Accurately assessing standardized testing

One of the areas that I consider to be within my professional duties as a K-14 educator is keeping up with juvenile literature. This means that I sometimes have to and sometimes get to read children's books. In the 'have to' department, I have read all 11 installments of Jeff Kinney's Diary of a Wimpy Kid and I'm still searching for a redeeming quality within the main character, Greg Heffley, or his family. In the 'get to' department, I have also read everything Theodor Geisel, aka Dr. Seuss, ever wrote and my only regret is that he won't be writing any more.

Also in that latter department is the Theodore Boone series written by John Grisham. That Grisham, one of the most popular authors of adult fiction in the world, even writes juvenile literature would probably come as a surprise to many. Nevertheless, the main character is described as a "kid lawyer," and his reasonably credible adventures do qualify as at least 'legal thriller-lite.'

The most recent installment, the sixth, came out just this last May and was entitled The Scandal. It tells the story of a middle school in Boone's mythical town in which teachers cheat on standardized tests. The form that cheating takes is identical to cheating which has actually taken place in various parts of the country. Which is troubling, to say the least.

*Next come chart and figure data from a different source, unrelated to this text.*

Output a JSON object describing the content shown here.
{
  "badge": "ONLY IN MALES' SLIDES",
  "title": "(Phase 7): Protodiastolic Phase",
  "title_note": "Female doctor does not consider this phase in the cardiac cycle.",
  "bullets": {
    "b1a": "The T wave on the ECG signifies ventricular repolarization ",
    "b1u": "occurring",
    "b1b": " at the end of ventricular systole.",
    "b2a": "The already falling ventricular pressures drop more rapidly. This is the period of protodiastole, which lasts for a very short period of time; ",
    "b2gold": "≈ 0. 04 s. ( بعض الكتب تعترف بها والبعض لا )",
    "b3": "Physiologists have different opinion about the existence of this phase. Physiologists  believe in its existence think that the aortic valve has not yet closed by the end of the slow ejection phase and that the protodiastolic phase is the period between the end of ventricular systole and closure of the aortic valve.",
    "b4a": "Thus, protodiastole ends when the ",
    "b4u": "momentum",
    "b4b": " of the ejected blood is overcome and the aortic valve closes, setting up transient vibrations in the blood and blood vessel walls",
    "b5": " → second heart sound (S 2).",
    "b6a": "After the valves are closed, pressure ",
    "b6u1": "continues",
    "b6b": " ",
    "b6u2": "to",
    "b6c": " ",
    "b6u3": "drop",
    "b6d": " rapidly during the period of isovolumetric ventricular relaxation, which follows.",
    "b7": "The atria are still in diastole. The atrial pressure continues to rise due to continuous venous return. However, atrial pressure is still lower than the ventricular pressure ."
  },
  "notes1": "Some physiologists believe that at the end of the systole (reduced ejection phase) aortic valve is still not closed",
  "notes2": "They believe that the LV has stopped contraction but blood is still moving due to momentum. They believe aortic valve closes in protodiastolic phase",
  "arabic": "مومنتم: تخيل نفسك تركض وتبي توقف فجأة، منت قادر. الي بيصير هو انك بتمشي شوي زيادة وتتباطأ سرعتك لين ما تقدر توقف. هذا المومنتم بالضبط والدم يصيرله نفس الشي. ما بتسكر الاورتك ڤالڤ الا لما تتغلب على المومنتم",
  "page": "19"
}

Recently, Jay Greene, an education professor at the University of Arkansas wrote an editorial about the use of standardized test scores for purposes of school accountability which is equally troubling. Specifically, he noted that schools which manage to boost test scores, even in the absence of cheating of any kind, usually fail to see those improvements result in any sort of positive life outcomes such as increases in high school graduation rate, postsecondary school enrollment or job earnings. The boost to student achievement as measured by the test scores, in other words, seem isolated, having little or no effect any other aspects of a student's life either then or later. Thus, unless you value the test score in and of itself, a good thing on its own merits even if it produces no synergy, then the gain is pointless.

Another way of looking at both the reality of a very small handful of educators cheating on tests and the apparent emptiness of improved test scores, however, is that they are both illustrations of Campbell's Law, which states: "The more a quantitative social indicator is used for social decision-making, the more subject it will be to corruption pressures and the more apt it will be to distort and corrupt the social pressures it is intended to monitor." One example of Campbell's Law would be the polls in the recent election. As polls began to become the focus of campaigns and even used by campaigns to influence public opinion and how people would actually vote, they became corrupted as to their ability to accurately prediction election outcomes, their original purpose.


(If Campbell's Law sounds familiar, that is because it is the social science equivalent of the Heisenberg Uncertainty Principle which argues that the very act of observing certain physical elements thereby affects and changes the behavior of those physical elements. I'd say more about this if I understood it. I don't.)

In other words, the more attention we give and the higher the stakes we put on the outcomes of standardized testing, the more likely it is that those outcomes will no longer produce anything meaningful. As the stakes grow higher with standardized testing, the value of that testing falls. If, as Lord Acton said, "Power tends to corrupt; absolute power corrupts absolutely," might it also then be true that standardized testing devalues test scores; high stakes standardized testing devalues them absolutely?

Perhaps. And, as I've tried to make clear, this doesn't necessarily require anyone to cheat. It doesn't because there are perfectly licit ways to improve test scores which don't actually improve any underlying academic ability.

One of the challenges of the most recent manifestation of standardized testing, the Smarter Balanced Assessment (SBA), is that it is no longer paper-and-pencil but technology-based. Students no longer pull out their newly sharpened #2 pencils to take the exams but plop down, instead, in front of a computer screen. How you take a test can affect performance just as your knowledge base of the content of the test can affect your performance. Faced with the novelty of the test on the computer for the first time, many students, it is not unreasonable to think, did more poorly on the test. At least for the first year. They'll likely be more familiar the second time and so test scores may go up a bit for that reason alone. Add to this the urgent work of many school administrators to start providing more technology and more technology similar to the format of the SBA tests and you can see how test scores might nudge up a bit through that method alone. And this is just one of any number of such techniques.

But notice that this greater facility with a particular technology or particular testing format is not likely to boost actual knowledge, skills, graduation rates, placement in postsecondary schools or later job earnings. Which is precisely what Jay Greene has noted in his review of the research literature. Add to this the reality of occasional or perhaps more than occasional cheating according to Dubner and Levitt in their Freakonomics work, as highlighted by Grisham, and standardized testing scores can indeed rise with no discernible positive effect on anything or anybody.

Which leaves us in the uncomfortable position of standardized testing accurately reflecting student learning but only so long as nobody pays too much attention to it. Just how you get your arms around that conundrum is a job beyond the wiles of Greene or Dubner/Levitt or even Heisenberg. Dr. Seuss, where are you when we need you?